The Back Page

Where's Dubya?

by

With $6 million already counted, George W. is a would-be presidential candidate so cocksure of his frontrunner’s position that he’s holding press conferences and photo-ops he doesn’t even bother to attend.

These are not the “virtual press conferences” Bush earlier suggested might occur, when he faced down a tough question put to him by Austin TV reporter Walt Maciborski (“Governor, are you going to use the Internet?”). These are, rather, Bush supporters flown in from out of state, served lunch at the Mansion, and herded into the south garden to endorse the yet-unofficial presidential candidacy of George W. Bush – while the Governor himself is nowhere to be seen.
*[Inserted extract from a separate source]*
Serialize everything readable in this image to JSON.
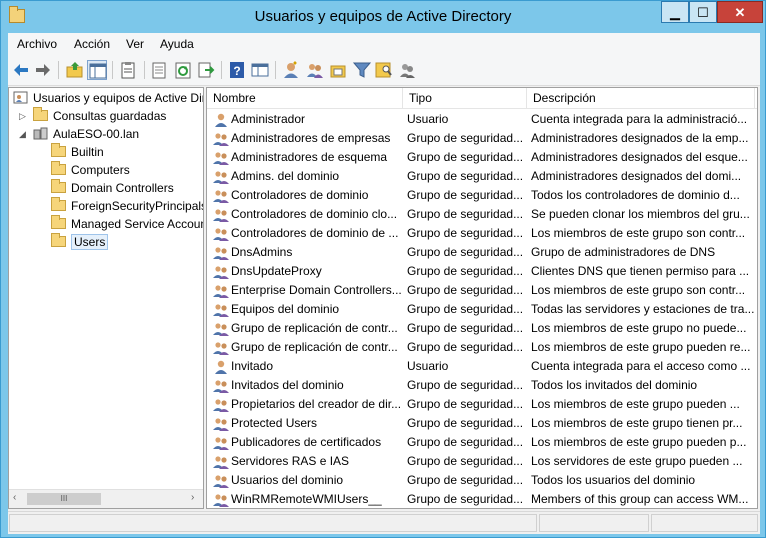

As might be expected, these campaign events are not exactly newsworthy. Yet we show up to ask an obligatory question or two, as the endorsers try to explain why they have flown in from New York, or Washington, or in this particular case, Pennsylvania, to endorse George Bush. And the endorsers work hard. After all, it’s not easy to create news where there is none – in particular while two hundred yards northeast of the Governor’s Mansion, House Democrats are digging in to attempt to stop George W. from keeping 200,000 low-income children from qualifying for low-cost health insurance, and while a group of pro-business Democrats and Republicans are working to protect the state’s 1,000 grandfathered industrial plants from compliance with the Clean Air Act.

So hyperbole and generality is de rigueur here at the Manse. Consider Alan Novak, who led the delegation of Pennsylvania Republicans flown in for a March 31 lunch with Governor Bush – and the requisite endorsement event in the south garden.

“We’ve just come from a meeting with Governor Bush! And let me tell you that we’re here to ask Texas to share him with America! The Republican Party needs Governor Bush! The country needs Governor Bush! [Exclamation marks added!] And as I see it, the two Bush brothers with their fifty-seven electoral votes and the twenty-three Pennsylvania can add – we’re already a third of the way there.”

Novak droned on, about “Governor Bush and his record … a governor who cares about people, who connects with people, and who is concentrating on what Americans care about most.…” He threw in “a good public education for every child,” and a “vibrant job atmosphere,” and “an American quality of life that is better so that no one is left behind.” And on and on and on.

A reporter asked Novak about the Governor’s positions on “abortion, the economy, Medicare, Social Security, foreign policy, military defense spending.” “He gave us some clear pictures and answered some pretty direct questions today,” Novak responded. Asked what specific policies he could point to, Novak said: “All the above. Every one he just mentioned in the previous question.”

And therein lies the brilliance of the event. Repeatedly accused of refusing to answer specific questions about public policy, the Guv has now brought in surrogates who refuse to answer the same questions.

“Where’s the Governor?” a tourist at the back gate asked, as a state trooper waved the reporters out. “That,” The Back Page pondered, “is not an easy question to answer.”